The Eastridge Transit Center is a Santa Clara Valley Transportation Authority (VTA) bus terminal located at the Eastridge Mall in the Evergreen District of San Jose, California. The station is located alongside Capitol Expressway near Tully Road.

==Bus routes==
The following bus routes serve Eastridge:
- VTA Bus:
  - - Eastridge to the Palo Alto Transit Center via King Rd., Downtown San Jose, and El Camino Real
  - - Eastridge to Westgate Center (daily) and West Valley College (select weekday trips)
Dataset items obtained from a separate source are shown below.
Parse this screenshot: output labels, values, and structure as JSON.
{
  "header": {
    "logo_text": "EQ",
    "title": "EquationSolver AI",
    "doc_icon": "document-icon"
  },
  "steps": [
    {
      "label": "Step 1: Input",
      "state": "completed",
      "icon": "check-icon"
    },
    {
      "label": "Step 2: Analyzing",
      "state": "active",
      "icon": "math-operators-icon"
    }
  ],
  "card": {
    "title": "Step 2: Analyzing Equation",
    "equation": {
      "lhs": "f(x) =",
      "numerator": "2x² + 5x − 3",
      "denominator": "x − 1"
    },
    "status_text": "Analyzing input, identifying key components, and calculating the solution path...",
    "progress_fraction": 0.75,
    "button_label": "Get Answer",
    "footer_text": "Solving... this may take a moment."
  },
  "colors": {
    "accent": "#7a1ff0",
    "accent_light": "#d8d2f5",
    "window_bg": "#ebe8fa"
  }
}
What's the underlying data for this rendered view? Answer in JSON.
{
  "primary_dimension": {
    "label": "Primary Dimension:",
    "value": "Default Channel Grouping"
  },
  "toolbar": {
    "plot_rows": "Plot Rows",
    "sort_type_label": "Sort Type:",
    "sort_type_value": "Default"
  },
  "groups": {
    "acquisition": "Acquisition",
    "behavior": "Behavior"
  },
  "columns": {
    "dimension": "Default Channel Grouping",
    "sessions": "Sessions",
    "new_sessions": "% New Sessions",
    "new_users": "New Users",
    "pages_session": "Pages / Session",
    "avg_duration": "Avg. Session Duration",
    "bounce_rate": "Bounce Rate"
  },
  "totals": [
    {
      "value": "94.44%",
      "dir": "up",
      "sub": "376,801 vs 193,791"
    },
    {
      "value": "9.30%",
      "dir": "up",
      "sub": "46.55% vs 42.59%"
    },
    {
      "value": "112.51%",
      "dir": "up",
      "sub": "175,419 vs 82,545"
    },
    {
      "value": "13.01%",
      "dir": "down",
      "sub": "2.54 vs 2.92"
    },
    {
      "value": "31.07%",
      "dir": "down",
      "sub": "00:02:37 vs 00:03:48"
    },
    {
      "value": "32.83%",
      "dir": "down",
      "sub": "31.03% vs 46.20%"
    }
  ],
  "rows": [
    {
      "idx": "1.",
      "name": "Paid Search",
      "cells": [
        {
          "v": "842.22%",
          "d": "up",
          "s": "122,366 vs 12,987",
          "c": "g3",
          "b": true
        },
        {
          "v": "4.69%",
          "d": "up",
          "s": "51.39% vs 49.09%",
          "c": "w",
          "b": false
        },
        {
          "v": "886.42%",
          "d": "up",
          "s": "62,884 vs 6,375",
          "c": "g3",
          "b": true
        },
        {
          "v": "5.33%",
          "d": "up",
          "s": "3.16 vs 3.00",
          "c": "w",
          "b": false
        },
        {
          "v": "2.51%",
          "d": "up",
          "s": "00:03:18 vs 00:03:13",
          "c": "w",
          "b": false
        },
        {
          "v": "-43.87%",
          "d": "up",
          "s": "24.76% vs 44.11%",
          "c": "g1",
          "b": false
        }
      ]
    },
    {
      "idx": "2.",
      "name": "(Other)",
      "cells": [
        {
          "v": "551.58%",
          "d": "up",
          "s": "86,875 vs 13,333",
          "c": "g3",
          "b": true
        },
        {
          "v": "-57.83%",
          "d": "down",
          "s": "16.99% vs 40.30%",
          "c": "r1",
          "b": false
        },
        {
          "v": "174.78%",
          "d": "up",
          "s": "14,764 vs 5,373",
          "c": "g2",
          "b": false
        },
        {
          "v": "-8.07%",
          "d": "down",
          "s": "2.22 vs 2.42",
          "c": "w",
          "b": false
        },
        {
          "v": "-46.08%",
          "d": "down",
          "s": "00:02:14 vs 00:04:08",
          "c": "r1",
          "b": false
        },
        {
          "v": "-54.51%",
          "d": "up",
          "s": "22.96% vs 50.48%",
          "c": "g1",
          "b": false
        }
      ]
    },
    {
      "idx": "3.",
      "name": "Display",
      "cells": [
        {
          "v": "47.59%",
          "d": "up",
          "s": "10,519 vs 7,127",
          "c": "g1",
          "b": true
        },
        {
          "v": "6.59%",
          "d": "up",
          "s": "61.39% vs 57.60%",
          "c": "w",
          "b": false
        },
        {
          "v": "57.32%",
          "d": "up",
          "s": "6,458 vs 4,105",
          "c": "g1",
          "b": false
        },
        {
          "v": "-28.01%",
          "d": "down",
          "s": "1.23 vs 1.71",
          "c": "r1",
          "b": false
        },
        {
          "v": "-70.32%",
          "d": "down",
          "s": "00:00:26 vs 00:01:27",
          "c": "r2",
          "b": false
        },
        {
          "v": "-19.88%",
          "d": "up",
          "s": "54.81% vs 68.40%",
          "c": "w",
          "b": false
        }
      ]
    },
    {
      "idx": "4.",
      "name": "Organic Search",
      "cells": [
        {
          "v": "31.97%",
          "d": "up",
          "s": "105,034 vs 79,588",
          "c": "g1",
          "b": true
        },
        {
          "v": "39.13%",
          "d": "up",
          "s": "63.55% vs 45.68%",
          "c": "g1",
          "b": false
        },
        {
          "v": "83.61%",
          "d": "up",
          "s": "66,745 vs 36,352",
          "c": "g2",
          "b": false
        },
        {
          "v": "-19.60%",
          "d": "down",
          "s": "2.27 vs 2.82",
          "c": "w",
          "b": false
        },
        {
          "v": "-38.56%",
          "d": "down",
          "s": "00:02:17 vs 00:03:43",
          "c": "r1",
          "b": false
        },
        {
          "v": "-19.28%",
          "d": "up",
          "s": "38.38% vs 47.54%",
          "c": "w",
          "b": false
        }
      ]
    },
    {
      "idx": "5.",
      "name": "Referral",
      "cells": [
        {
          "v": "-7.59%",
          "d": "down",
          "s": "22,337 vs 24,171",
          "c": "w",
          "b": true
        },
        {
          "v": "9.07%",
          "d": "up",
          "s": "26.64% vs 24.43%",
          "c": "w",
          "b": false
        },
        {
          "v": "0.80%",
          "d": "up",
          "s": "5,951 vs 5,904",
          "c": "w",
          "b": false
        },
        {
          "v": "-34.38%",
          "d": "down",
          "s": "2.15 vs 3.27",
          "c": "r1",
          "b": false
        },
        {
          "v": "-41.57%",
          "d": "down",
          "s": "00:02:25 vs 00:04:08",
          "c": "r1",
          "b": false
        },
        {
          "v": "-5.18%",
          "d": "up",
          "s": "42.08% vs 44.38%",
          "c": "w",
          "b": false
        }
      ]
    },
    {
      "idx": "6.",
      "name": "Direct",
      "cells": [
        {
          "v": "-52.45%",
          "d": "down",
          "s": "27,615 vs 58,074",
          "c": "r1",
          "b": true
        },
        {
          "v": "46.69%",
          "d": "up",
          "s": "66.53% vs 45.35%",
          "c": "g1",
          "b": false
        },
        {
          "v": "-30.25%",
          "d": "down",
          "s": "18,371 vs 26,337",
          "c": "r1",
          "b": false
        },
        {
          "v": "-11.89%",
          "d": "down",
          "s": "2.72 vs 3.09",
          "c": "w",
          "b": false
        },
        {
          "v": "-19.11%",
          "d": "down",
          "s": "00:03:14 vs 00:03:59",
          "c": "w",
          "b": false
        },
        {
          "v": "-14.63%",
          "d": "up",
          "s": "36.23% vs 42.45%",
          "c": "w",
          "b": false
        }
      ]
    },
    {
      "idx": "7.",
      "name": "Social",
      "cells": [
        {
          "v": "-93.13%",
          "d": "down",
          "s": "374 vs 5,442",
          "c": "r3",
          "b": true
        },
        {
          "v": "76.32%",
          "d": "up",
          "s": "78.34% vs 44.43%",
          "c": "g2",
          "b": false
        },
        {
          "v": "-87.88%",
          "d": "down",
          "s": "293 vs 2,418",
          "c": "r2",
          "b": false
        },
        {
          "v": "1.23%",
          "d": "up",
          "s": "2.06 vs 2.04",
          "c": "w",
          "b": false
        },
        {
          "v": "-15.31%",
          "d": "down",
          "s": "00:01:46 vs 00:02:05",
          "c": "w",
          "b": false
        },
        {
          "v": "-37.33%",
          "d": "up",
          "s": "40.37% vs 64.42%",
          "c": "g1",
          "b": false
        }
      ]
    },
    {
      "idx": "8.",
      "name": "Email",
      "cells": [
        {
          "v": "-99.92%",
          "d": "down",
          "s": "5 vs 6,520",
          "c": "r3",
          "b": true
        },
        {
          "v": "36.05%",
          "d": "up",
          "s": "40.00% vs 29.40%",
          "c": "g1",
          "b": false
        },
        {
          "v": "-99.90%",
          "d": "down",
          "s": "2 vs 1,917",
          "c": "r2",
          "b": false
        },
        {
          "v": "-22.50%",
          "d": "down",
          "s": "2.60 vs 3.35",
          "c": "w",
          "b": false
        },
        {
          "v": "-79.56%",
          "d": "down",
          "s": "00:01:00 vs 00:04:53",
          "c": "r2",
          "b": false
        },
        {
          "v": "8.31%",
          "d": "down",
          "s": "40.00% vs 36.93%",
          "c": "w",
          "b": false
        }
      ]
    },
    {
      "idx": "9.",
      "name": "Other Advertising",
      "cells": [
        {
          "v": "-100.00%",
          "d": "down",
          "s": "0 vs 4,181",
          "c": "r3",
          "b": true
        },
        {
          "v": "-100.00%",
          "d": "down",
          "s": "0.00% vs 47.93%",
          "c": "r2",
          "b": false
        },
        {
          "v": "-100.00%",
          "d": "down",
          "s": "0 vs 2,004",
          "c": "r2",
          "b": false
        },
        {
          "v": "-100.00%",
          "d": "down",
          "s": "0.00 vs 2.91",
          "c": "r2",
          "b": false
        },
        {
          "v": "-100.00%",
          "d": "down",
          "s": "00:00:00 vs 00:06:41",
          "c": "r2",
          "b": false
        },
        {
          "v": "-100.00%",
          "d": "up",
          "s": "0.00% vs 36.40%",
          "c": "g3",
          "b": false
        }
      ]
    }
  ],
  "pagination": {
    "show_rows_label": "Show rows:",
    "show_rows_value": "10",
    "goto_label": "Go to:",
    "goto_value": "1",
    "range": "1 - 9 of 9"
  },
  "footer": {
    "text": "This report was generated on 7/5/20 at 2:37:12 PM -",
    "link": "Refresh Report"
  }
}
  - - Eastridge to Evergreen Valley College
  - - Eastridge to The Villages
  - - VTA light rail Capitol station to Berryessa BART (all trips) and Milpitas BART (select trips) via Capitol Expressway and Jackson Ave.
  - - Eastridge to Milpitas BART via White Rd. and Piedmont Rd.
  - - Eastridge to Milpitas BART via King Rd., Berryessa BART, and Lundy Ave.
  - Express  - Eastridge to Stanford Research Park
  - Rapid  - Eastridge to the Palo Alto Transit Center via Capitol Expressway, Downtown San Jose, and El Camino Real
- Flixbus (intercity bus service)

== Light rail extension ==
The VTA light rail Orange Line is planned to be extended to Eastridge from its current terminus at the Alum Rock Transit Center, as part of the Eastridge to BART Regional Connector Project. This new extension would offer rail connection to the Milpitas Transit Center and the Mountain View Transit Center, providing access to Bay Area Rapid Transit (BART) and Caltrain. A groundbreaking was held on June 8, 2024. Construction is expected to be completed in 2028 with revenue service beginning in 2029.